Il viaggio di Telè è ambientato in un “non tempo”, sembra di essere negli anni ’50 e poi, invece, un piccolo indizio catapulta lo spettatore negli anni ’80 e ’90, fino ai giorni nostri. Una scelta, questa, per sottolineare che il viaggio, l’emigrazione alla ricerca di un luogo migliore, fa parte della nostra storia da sempre, ma non sempre, dopo il viaggio e la fatica, si raggiunge ciò che si è desiderato, sognato, mitizzato.

MICROSTORIE Racconti di una picciridda siciliana
con
Maria Stella Pitarresi

regia e coreografie Fabrizio Varriale
produzione
Danza Flux


Microstorie è un progetto in divenire che racchiude scritture coreografiche e drammaturgiche ispirate ai temi della memoria, dei suoni del quotidiano e della proiezione dell’umano. Sono appunti che svelano la relazione con il tempo, lo spazio vissuto e l’immaginario, che diventano fondamenta delle azioni sceniche. Il primo quaderno di appunti “Naufragio di un clown”, ispirato alle letture di S.T.Coleridge e F.Pessoa ed interpretato dallo stesso Varriale, è stato presentato all’interno della stagione teatrale 2015/16 del Teatro Bellini di Napoli. Il secondo quaderno di appunti “Racconti di una picciridda siciliana” è una raccolta di vicende interiori, pensieri ed emozioni vissute, unite al linguaggio fisico della danza. In scena la storia di una ragazza siciliana che attraversa episodi tragici ed ironici : dai giochi d’infanzia alla scoperta dell’ amore, insieme al senso della perdita e dell’ineluttabilità del destino.

domenica 2 ottobre

SCHIFOSI l’orchestra vuota

tratto dall’opera omnia di David Foster Wallace

di Luca Iervolino e Rosario Sparno

con Luca Iervolino

regia Rosario Sparno

incursioni sonore Massimo Cordovani | disegno luci Riccardo Cominotto

Un personaggio si muove fra i membri della sua famiglia.

L’orchestra che ha creato la musica della sua esistenza.

Schifosi sono personaggi torbidi, divertenti quanto autenticamente amorali, che si confessano attraverso un originale, candido e violento linguaggio quotidiano e che raccontano la loro realtà.

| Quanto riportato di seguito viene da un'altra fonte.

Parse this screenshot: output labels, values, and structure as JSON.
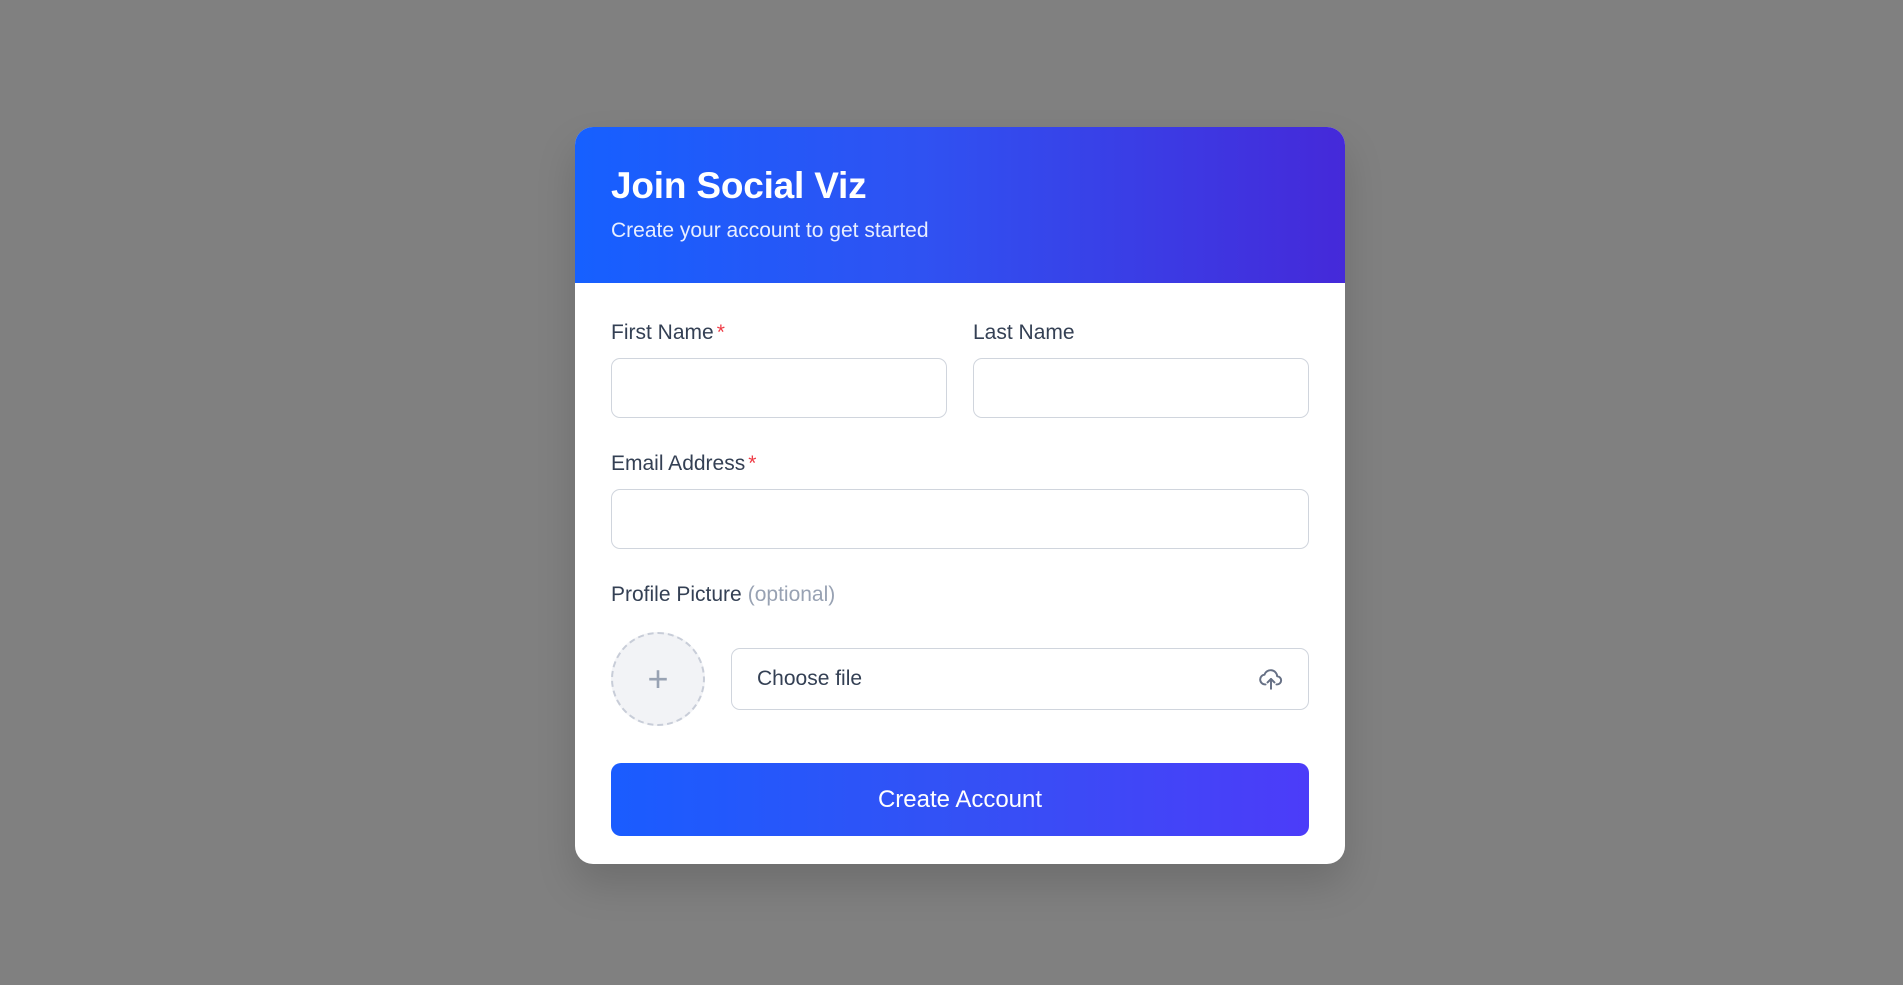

Protagonisti incapaci di “dare” gratuitamente, di donare, terrorizzati dalla verità, che mantengono i rapporti sociali solo perché “sai non si sa mai, in fondo…”.

Approfondendo la vasta opera di David Foster Wallace è nato uno spettacolo – accompagnato dalle “note disturbanti” di Massimo Cordovani – in cui si indaga la possibilità di dire quel che non si può dire perché è amorale: i due temi presi in prestito da Wallace sono la genitorialità e la violenza sulle donne. Una madre ambiziosa, decisa, disperatamente, a mostrarsi amorevole; un padre frustrato e moribondo che implora una indecente cortesia; un figlio che smette di recitare il ruolo del figlio perché sa che gli altri sanno che lui sa che gli altri sanno.

SUPERFIABA

di e con Beppe Casales

musiche originali Isaac de Martin

Superfiaba è una fiaba, ma non è un racconto per bambini. È una storia che ha a che fare col meraviglioso e che parla a tutti. Racconta di un ragazzo che ha perso il coraggio. Racconta di come questo ragazzo cerca di riavere il suo coraggio. Racconta una storia d’amore, ma racconta anche la morte. Il testo dello spettacolo parte dalle funzioni della fiaba – che lo studioso Propp individuò quasi un secolo fa – per usarle e superarle. Il risultato è una storia ambientata in un mondo visionario in cui ogni personaggio si rivela essere qualcosa di diverso da quello che sembra. Lo spettatore segue il protagonista della storia nell’incontro con personaggi di varia natura: una salsiccetta, un bruco, un lupo, un gruppo di Scout, un generale, un sorcetto, un venditore di frittelle… Superfiaba è una storia di liberazione perché, come dice Italo Calvino, nelle fiabe c’è «lo sforzo per liberarsi e autodeterminarsi inteso come un dovere elementare, insieme a quello di liberare gli altri, anzi il non potersi liberare da soli, il liberarsi liberando».

giovedì 13 ottobre

ULTIMO PRIMO GIORNO DI RE FERDINANDO

scritto pensando a “Le memorie di un pazzo” di Nikolaj Vasil’evič Gogol’

di Cristian Izzo

con Anna Bocchino e Raimonda Maraviglia

regia e adattamento Ettore Nigro

Mavra, impiegata comunale, è convinto di essere stato incoronato Re di Spagna – oggi, come ieri, come sempre – e viene chiusa in manicomio. Il disturbo d’identità ogni giorno resetta la sua mente, facendole vivere sempre un solo unico giorno: il primo – e quindi l’ultimo – da sovrano.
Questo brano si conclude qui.